BEYROUTH: Le président libanais a condamné samedi les attaques israéliennes meurtrières ayant visé son pays la veille, un député du Hezbollah appelant de son côté à suspendre les réunions du comité de surveillance du cessez-le-feu entre Israël et le mouvement pro-iranien.

Vendredi, dix personnes ont été tuées dans des frappes israéliennes sur la vallée de la Bekaa (est), et deux autres dans le camp palestinien de Ain el-Héloué (sud). L'armée israélienne a affirmé qu'elle y avait visé des "centres de commandement" du Hezbollah et du Hamas palestinien.

Ces attaques sont une "agression flagrante visant à mettre à mal les efforts diplomatiques" du Liban et de "pays amis" pour "la stabilité et l'arrêt des hostilités israéliennes contre le Liban", a déclaré le président Joseph Aoun dans un communiqué.

Les bombardements israéliens sont réguliers au Liban, en dépit d'un cessez-le-feu ayant mis fin en novembre 2024 à la guerre entre Israël et le Hezbollah.

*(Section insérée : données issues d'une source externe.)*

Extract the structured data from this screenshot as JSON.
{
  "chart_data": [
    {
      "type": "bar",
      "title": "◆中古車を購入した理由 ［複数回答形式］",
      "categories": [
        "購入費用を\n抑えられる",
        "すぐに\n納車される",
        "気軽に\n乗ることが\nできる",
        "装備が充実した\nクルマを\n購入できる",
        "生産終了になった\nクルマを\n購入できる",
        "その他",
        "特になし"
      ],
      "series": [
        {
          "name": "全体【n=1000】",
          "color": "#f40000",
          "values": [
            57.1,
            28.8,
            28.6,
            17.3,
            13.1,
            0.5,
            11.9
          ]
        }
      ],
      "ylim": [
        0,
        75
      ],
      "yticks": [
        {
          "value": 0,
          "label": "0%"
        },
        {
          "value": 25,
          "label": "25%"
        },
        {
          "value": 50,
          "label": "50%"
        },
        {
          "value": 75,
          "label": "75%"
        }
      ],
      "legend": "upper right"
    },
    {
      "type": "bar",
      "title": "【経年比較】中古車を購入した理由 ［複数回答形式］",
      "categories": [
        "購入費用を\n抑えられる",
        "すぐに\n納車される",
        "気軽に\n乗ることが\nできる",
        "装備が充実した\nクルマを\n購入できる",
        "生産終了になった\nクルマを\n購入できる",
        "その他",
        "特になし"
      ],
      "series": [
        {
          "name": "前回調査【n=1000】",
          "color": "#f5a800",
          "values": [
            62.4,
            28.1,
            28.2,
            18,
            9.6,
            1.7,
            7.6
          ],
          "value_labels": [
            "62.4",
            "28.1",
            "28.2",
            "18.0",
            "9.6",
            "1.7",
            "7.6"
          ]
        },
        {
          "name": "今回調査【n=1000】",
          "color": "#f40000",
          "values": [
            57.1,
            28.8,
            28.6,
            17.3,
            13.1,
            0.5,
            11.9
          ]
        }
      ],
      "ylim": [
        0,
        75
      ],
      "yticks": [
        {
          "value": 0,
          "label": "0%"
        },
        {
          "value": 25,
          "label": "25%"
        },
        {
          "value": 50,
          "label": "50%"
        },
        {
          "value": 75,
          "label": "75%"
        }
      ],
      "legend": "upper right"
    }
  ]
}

L'armée israélienne dit y viser le mouvement pro-iranien, qu'elle accuse de se réarmer, et son allié du Hamas.

Un commandant du Hezbollah a été tué dans une des frappes de vendredi dans la Bekaa, a indiqué le mouvement.

Le député du Hezbollah Rami Abou Hamdane a déclaré samedi que le mouvement "n'acceptera pas que les autorités se comportent en simples analystes politiques, faisant peu de cas de frappes israéliennes auxquelles nous ne sommes habitués".

Il a appelé le gouvernement à suspendre les réunions du comité de surveillance du cessez-le-feu - auquel participent les États-Unis, la France, le Liban, Israël et les Nations unies -, "jusqu'à ce que l'ennemi arrête ses attaques". Il est prévu que le comité se réunisse la semaine prochaine.

Le gouvernement libanais a annoncé en début de semaine que l'armée disposerait d'une période de quatre mois, renouvelable, pour mettre en oeuvre la deuxième phase de son plan visant à désarmer le Hezbollah, sorti affaibli en novembre 2024 d'un an de conflit avec Israël.

Les autorités israéliennes jugent insuffisants les progrès réalisés.

Plus de 370 personnes ont été tuées dans des raids israéliens au Liban depuis l'entrée en vigueur du cessez-le-feu, selon un bilan de l'AFP fondé sur les données des autorités libanaises.